On one occasion, Erdős met a mathematician and asked him where he was from. “Vancouver,” the mathematician replied. “Oh, then you must know my good friend Elliot Mendelson”, Erdős said. The reply was “I AM your good friend Elliot Mendelson.”

Several years ago I read another biography of Erdős by Paul Hoffman, which was nice, though focused mainly on Erdős’s eccentricities. I think that Schechter’s biography would appeal more to mathematicians, since it consists of a lower dose of eccentricities and of a higher dose of details about the mathematical world. For example, it was very interesting to read about how a Hungarian mathematics journal for high school students helped in the nurturing of many great mathematicians, and about the events that led to the elementary proof for the prime number theorem by Selberg and Erdős. I definitely recommend this book.

For those who are looking for an even lower dose of eccentricities and more details about the mathematical world, I recommend the piece “In and Out of Hungary, Paul Erdös, His Friends, and Times” by László Babai.
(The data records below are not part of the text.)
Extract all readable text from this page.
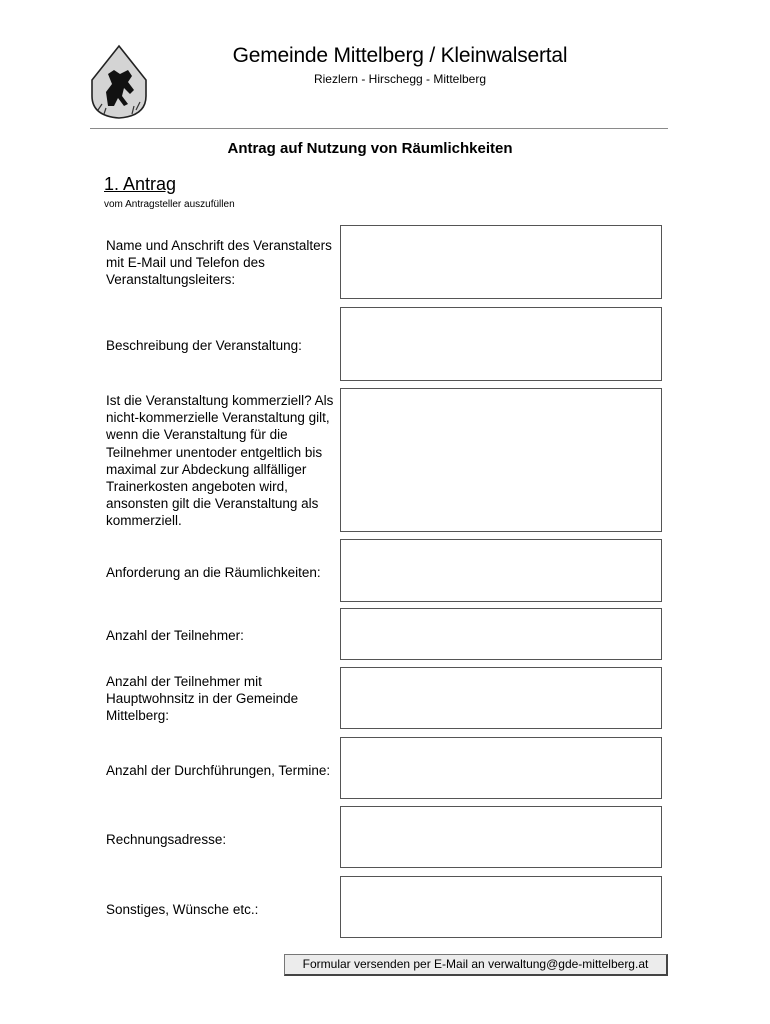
Gemeinde Mittelberg / Kleinwalsertal
Riezlern - Hirschegg - Mittelberg
Antrag auf Nutzung von Räumlichkeiten
1. Antrag
vom Antragsteller auszufüllen
Name und Anschrift des Veranstalters mit E-Mail und Telefon des Veranstaltungsleiters:
Beschreibung der Veranstaltung:
Ist die Veranstaltung kommerziell? Als nicht-kommerzielle Veranstaltung gilt, wenn die Veranstaltung für die Teilnehmer unentoder entgeltlich bis maximal zur Abdeckung allfälliger Trainerkosten angeboten wird, ansonsten gilt die Veranstaltung als kommerziell.
Anforderung an die Räumlichkeiten:
Anzahl der Teilnehmer:
Anzahl der Teilnehmer mit Hauptwohnsitz in der Gemeinde Mittelberg:
Anzahl der Durchführungen, Termine:
Rechnungsadresse:
Sonstiges, Wünsche etc.:
Formular versenden per E-Mail an verwaltung@gde-mittelberg.at
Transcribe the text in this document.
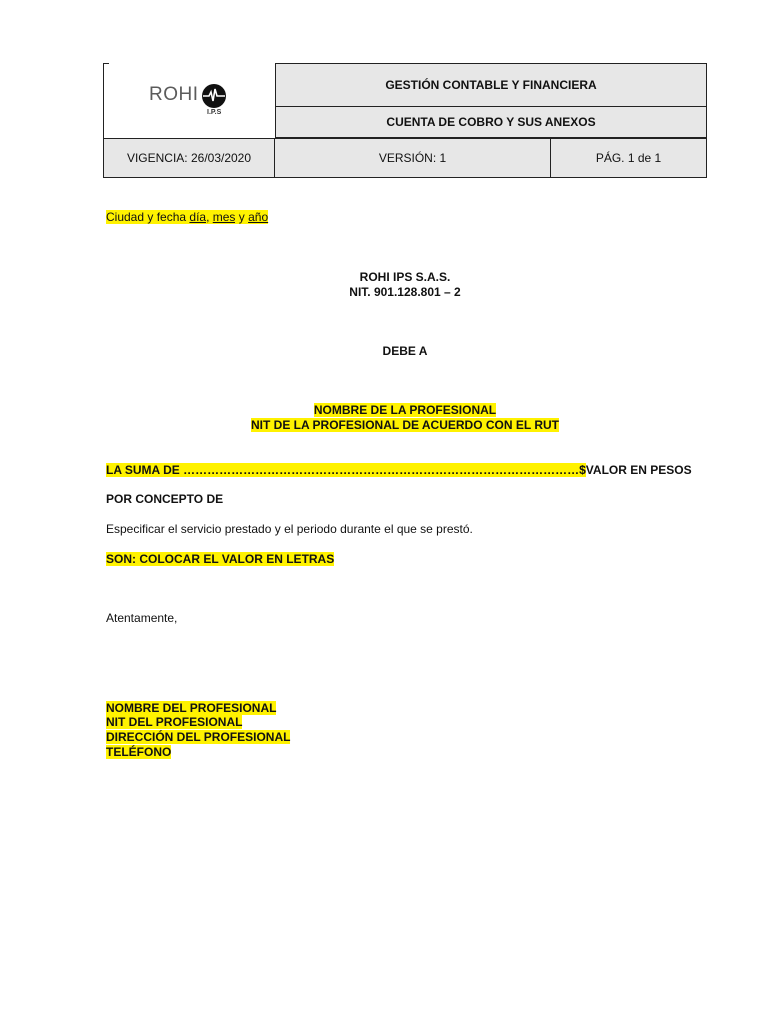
ROHI
I.P.S
GESTIÓN CONTABLE Y FINANCIERA
CUENTA DE COBRO Y SUS ANEXOS
VIGENCIA: 26/03/2020	VERSIÓN: 1	PÁG. 1 de 1
Ciudad y fecha día, mes y año
ROHI IPS S.A.S.
NIT. 901.128.801 – 2
DEBE A
NOMBRE DE LA PROFESIONAL
NIT DE LA PROFESIONAL DE ACUERDO CON EL RUT
LA SUMA DE ………………………………………………………………………………………$VALOR EN PESOS
POR CONCEPTO DE
Especificar el servicio prestado y el periodo durante el que se prestó.
SON: COLOCAR EL VALOR EN LETRAS
Atentamente,
NOMBRE DEL PROFESIONAL
NIT DEL PROFESIONAL
DIRECCIÓN DEL PROFESIONAL
TELÉFONO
It can be found in volume 2 of Combinatorics, Paul Erdös is eighty, and it contains many details about the Hungarian mathematical world (and about 20-th century Hungarian history in general).

### Mathematical Cranks / Underwood Dudley

Represent heaven, the home of God, as a vector space of infinite dimension over some field known to god but unknown to us, in which the activities of God are quantifiable. Lengths will be measured (Revelation chapter 21 verse 15) in the usual way, as the square roots of the inner self-products of vectors (assuming heaven to be euclidean).